By Briana Seftel
Salty, sour, spicy and sweet: Vietnamese cuisine hits all of those flavor notes and more. Slurp and savor your way to happiness with these iconic dishes of Vietnam.
This sandwich is the quick, on-the-go Vietnamese food of your dreams. Starting with the freshest baguette - crisp on the outside, fluffy and light on the inside - banh mi is a symphony of texture and flavor and might just be the best sandwich you’ll ever eat (don’t quote us). While each banh mi master has a different approach to making the sandwich, staples ingredients include paté, cold cuts, pickled daikon radish and carrot, and cilantro.
Translating to “broken rice,” com tam is traditionally a poor man’s dish consisting of grains of rice broken in the milling process. Ingenious cooks in Saigon turned the once-discarded rice into a delectable street food staple. Plates of broken rice are piled high with grilled pork, fish patty, fried egg and more. Fast and filling, we couldn’t think of a better dish to represent Vietnam’s largest city.

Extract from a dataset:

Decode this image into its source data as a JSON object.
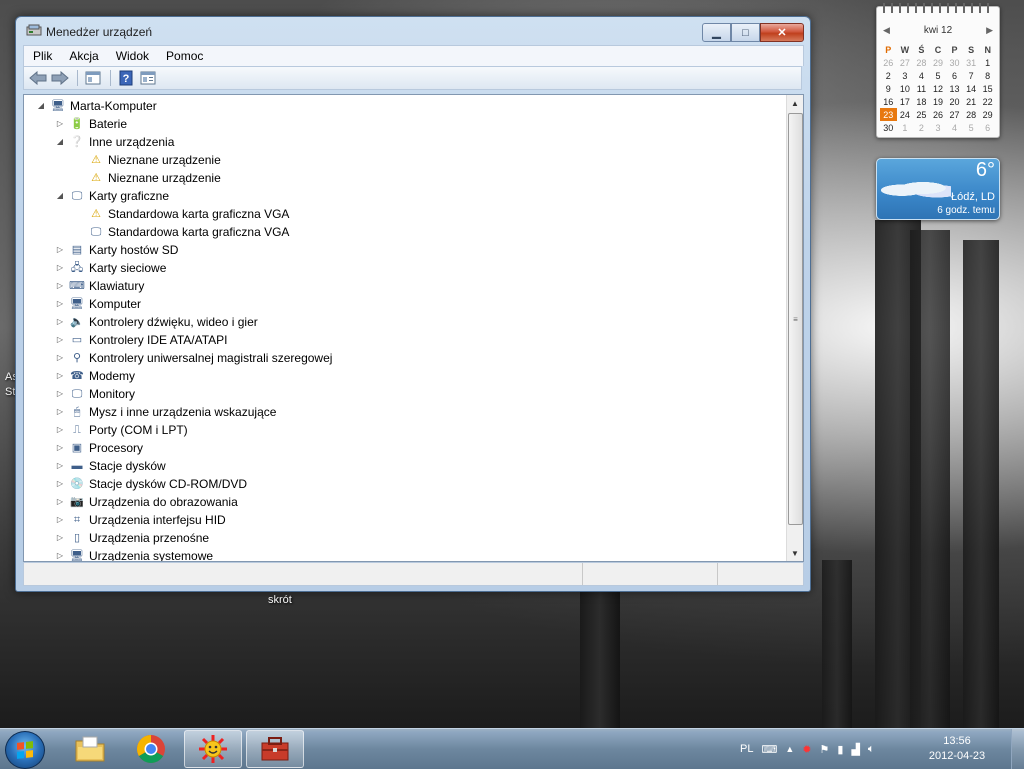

The most-recognized dish in and outside Vietnam, pho is truly a national treasure. Simmered overnight and eaten for breakfast the next day, pho is all of your food groups rolled into one: savory broth, chewy rice noodles, fragrant herbs and slices of tender pork or beef. Found everywhere from street stalls to high-end restaurants, you simply cannot go to Vietnam without slurping a bowl of pho.
Bo luc lac
Bo luc lac, also known as “shaking beef,” is a special occasion dish of cubed beef that is cooked in a searing hot wok - the process of shaking the meat while it cooks is what gives the dish its name. Served over a bed of lettuce, tomato and pickled onions, the garlic-infused sauce melts into the salad creating a delicious combination.
Hailing from Hoi An, a town in central Vietnam, cao lau consists of thick rice noodles, barbecued pork, greens, bean sprouts and crunchy shards of dried cao lau noodles. But cao lau doesn’t use just any noodles - they’re made from local rice and pre-soaked in local water (local legend says even the water has to come from a specific well).
A Hanoi specialty, bun cha is cold rice noodles topped with small pork patties grilled over charcoal and topped with a tangle of fresh herbs and greens. Served with a syrupy fish sauce, the idea is to get some noodles, a piece of pork and greens into one perfect bite and dip it in the sauce.
Bun bo Hue
As the name would suggest, Bon bo Hue originates from the ancient city of Hue in Central Vietnam. Like pho, the base of bun bo hue is a rich and savory broth made from pork and beef bones, simmered low and slow. Once the broth is ready, tender slices of beef and pork, rice vermicelli noodles and fresh herbs are added in. Putting your face over a steaming bowl of soup is the best kind of facial, in our humble opinion.
Everyone’s favorite Vietnamese appetizer has to to be goi cuon, or Vietnamese spring rolls. A thin piece of rice paper (banh trang) is dipped in cold water and rolled with fresh herbs, rice vermicelli, cucumber and cooked shrimp. Served cold or room temperature, the spring rolls can be paired with peanut sauce or nuoc cham, a savory, salty condiment made with fish sauce. Goi cuon is the perfect dish to eat for those hot, humid nights along the Mekong!
Vietnam’s answer to a French crepe is banh xeo, a thin rice flour pancake filled with bean sprouts, seafood, meat, crushed peanuts and more. Meaning “sizzling cake,” the dish gets its name for the sound of the batter hitting the hot pan. Despite what you may think, banh xeo isn’t made with eggs but rather turmeric which gives the crepe its signature golden yellow color.
The fried answer to goi cuon is cha gio, or fried spring rolls. The name of the dish changes from north to south, but one thing is for sure: it's impossible to eat just one of these crunchy, crispy rolls. They are most commonly stuffed with minced pork, vegetables, crab or tofu.
Of course it’ll be hard to stop eating all of these scrumptious dishes, but make sure to save room for dessert! This decadent dessert is made from a type of flavorful banana called chuoi xiem, which is then cooked in coconut milk with sago pearls. Spoon up this creamy pudding, smell its delicate banana scent, and enjoy a slight crunch of roasted peanuts.